The least integer of a set of consecutive integers is -48. if the sum of these integers is 49, how many integers are in the set?
The sum of consecutive integers from -48 to +48 is zero.
If the sum is 49, the sequence finishes at +49.
How many integers are there from -48 to +49?
98
To find the number of integers in the set, we need to determine the range of the consecutive integers.

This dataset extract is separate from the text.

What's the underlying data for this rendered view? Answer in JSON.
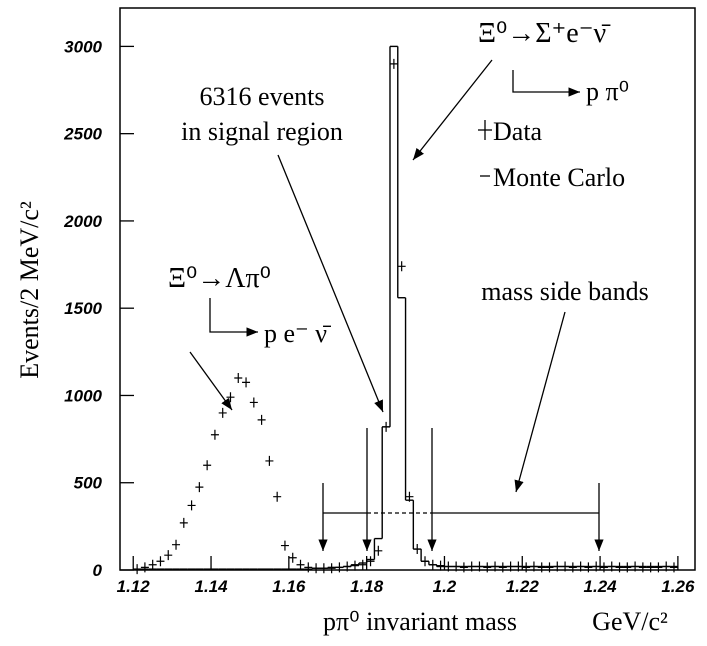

The least integer in the set is -48, and let's assume the number of integers in the set is n.
The sum of the set of consecutive integers can be found using the formula: sum = (first term + last term) * number of terms / 2
In this case, the first term is -48, the last term can be calculated by starting from -48 and increasing by 1 each time until we reach the last term, so the last term would be (-48 + n - 1), and the sum is given as 49.
Therefore, we have the equation: 49 = (-48 + (-48 + n - 1)) * n / 2
Simplifying the equation: 49 = (-96 + n) * n / 2
Multiplying both sides by 2 to eliminate the fraction: 98 = (-96 + n) * n
Expanding and rearranging the equation: n^2 - 96n + 98 = 0
We can solve this quadratic equation using the quadratic formula: n = (-b ± √(b^2 - 4ac)) / 2a
In this case, a = 1, b = -96, and c = 98. Plugging these values into the quadratic formula:
n = (-(-96) ± √((-96)^2 - 4(1)(98))) / (2 * 1)
n = (96 ± √(9216 - 392)) / 2
n = (96 ± √8824) / 2
The discriminant (√8824) is approximately equal to 93.89, so we have two possible values for n:
n ≈ (96 + 93.89) / 2 ≈ 189.89 / 2 ≈ 94.94 (approximately)
n ≈ (96 - 93.89) / 2 ≈ 2.11 / 2 ≈ 1.06 (approximately)
Since the number of integers cannot be a fraction or a decimal, we round down the value of n to the nearest whole number.
Therefore, there are approximately 94 integers in the set.
To find the number of integers in the set, we need to determine the range of the set and divide it by the common difference of the consecutive integers.
Let's denote the common difference as 'd', and the number of integers in the set as 'n'.
The least integer in the set is -48, so the next consecutive integer would be -48 + d.
Since the sum of the integers is 49, we can set up the following equation:
-48 + (-48 + d) + (-48 + 2d) + ... + (-48 + (n-1)d) = 49
Now, let's simplify this equation:
-n * 48 + d (1 + 2 + ... + n-1) = 49
We know that the sum of the first n natural numbers can be calculated using the formula: 1 + 2 + ... + n = (n * (n + 1)) / 2. Substituting this into the equation, we have:
-n * 48 + d * ((n * (n + 1)) / 2) = 49
Further simplifying:
-n * 48 + (n * (n + 1)) * d / 2 = 49
Now, we can use the equation to find the value of 'n'. One approach is to check the possible values for 'n' and see which one satisfies the given equation.
Let's start with 'n' = 1:
-1 * 48 + (1 * (1 + 1)) * d / 2 = 49
-48 + 2d/2 = 49
-48 + d = 49
d = 97
However, 'd' cannot be 97 because the integers are consecutive, and the difference between consecutive integers must be constant. So, 'n' = 1 does not satisfy the equation.
Let's try 'n' = 2:
-2 * 48 + (2 * (2 + 1)) * d / 2 = 49
-96 + 3d/2 = 49
3d/2 = 145
3d = 290
d = 290/3
Since 'd' is not an integer, 'n' = 2 does not satisfy the equation.
Let's try 'n' = 3:
-3 * 48 + (3 * (3 + 1)) * d / 2 = 49
-144 + 6d/2 = 49
-144 + 3d = 49
3d = 193
d = 193/3
Again, 'd' is not an integer, so 'n' = 3 does not satisfy the equation.
By continuing this process, we find that for 'n' = 5, we get an integer value for 'd':
-5 * 48 + (5 * (5 + 1)) * d / 2 = 49
-240 + 15d/2 = 49
-240 + 15d = 98
15d = 338
d = 338/15 = 22.53...
Since 'd' is not an integer, 'n' = 5 does not satisfy the equation.
Therefore, it seems that there is no integer value for 'n' that satisfies the equation.